Ma che cosa rende un nucleo famigliare colpevole? Esistono infinite sfumature di collusione per i sopravvissuti all’occupazione del Daesh di Mosul, Ramadi, Tal Afar e altri centri urbani iracheni: in sintesi, chi ha un congiunto che si è arruolato – o è stato arruolato a forza – fra i jihadisti è segnato per sempre. Per “arruolati” si intendono anche impiegati amministrativi, cuochi, operai. Chiunque abbia lavorato a stretto contatto con combattenti e gerarchia del Califfato dal 2014 in poi, benché non abbia imbracciato le armi, è compromesso. «Anche il fatto di aver vissuto in quartieri controllati da Is è sufficiente», si legge nel rapporto di Amnesty. Fra le donne irachene obbligate a sposare miliziani del Daesh e ora libere dai loro mariti-tiranni, incarcerati, si moltiplicano le richieste di divorzio o annullamento del matrimonio, riferiscono i media arabi. Ma le autorità irachene non sanno come comportarsi, nel timore che ne approfittino anche quelle che non hanno affatto rinnegato il jihad.

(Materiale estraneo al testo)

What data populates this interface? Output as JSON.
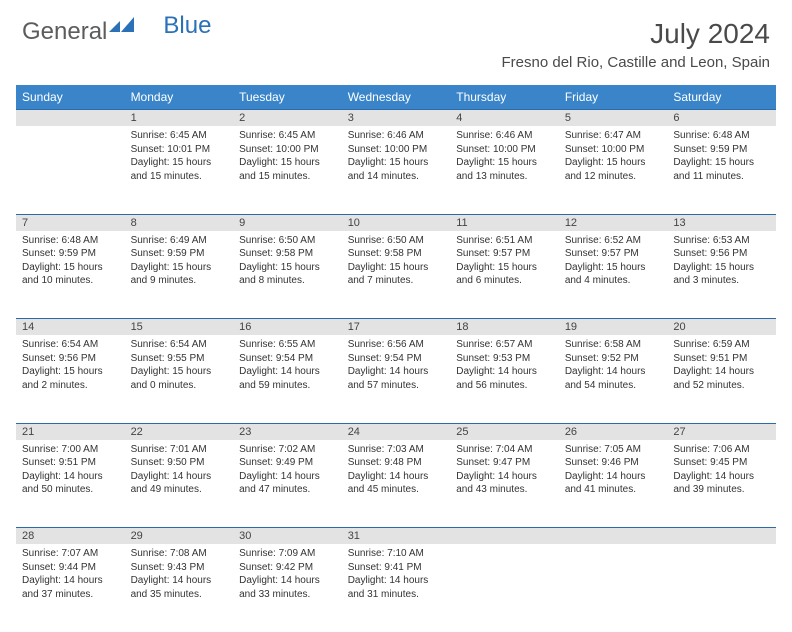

Per quanto riguarda, invece, le mogli straniere di combattenti del Daesh e i loro bambini, il discorso è ancora più complesso. Un gruppo consistente di essi, formato da circa 1.400 civili, è sfollato in un campo profughi a Sud di Mosul, come riferito da Baghdad sul finire del 2017. Fra le donne straniere, la componente maggioritaria è turca; seguono quelle provenienti dalle ex repubbliche sovietiche (Tajikistan, Azerbaijan, Federazione Russa). Infine, in numero minore ci sono asiatiche ed europee. Queste ultime sono soprattutto francesi e tedesche.

Nelle ultime settimane, la giustizia irachena, d’intesa con Mosca, ha disposto l’estradizione di cittadine russe mogli di combattenti del Daesh insieme ai loro figli. Parigi, invece, preferisce che le francesi partite volontarie per gli scenari mediorientali siano processate in Siria ed Iraq: è il caso di jihadiste arrestate dalle forze curde in Siria settentrionale, di cui si è dibattuto in Francia all’inizio del 2018. E mentre a Berlino ci si interroga su come gestire i cittadini con passaporto tedesco di rientro da Siria e Iraq, appunto in massima parte donne e bambini di cui si sospetta la radicalizzazione, il quotidiano britannico The Daily Mail lancia un pesante allarme: mille «spose del Daesh» potrebbero rientrare nel Vecchio Continente nei prossimi mesi, in virtù di passaporti europei.

Allo stremo per un inanellarsi decennale di conflitti e aggressioni, l’Iraq stenta a darsi una visione giuridica unitaria in merito. Gli adulti dovrebbero essere processati da tribunali iracheni, anche se stranieri: questa è la filosofia che sta emergendo nel Paese mediorientale con il passare dei mesi. Quanto ai minori, il percorso della deradicalizzazione dovrebbe toccare ai differenti Paesi di origine. Tutti ugualmente inesperti di fronte a una sfida di proporzioni epocali.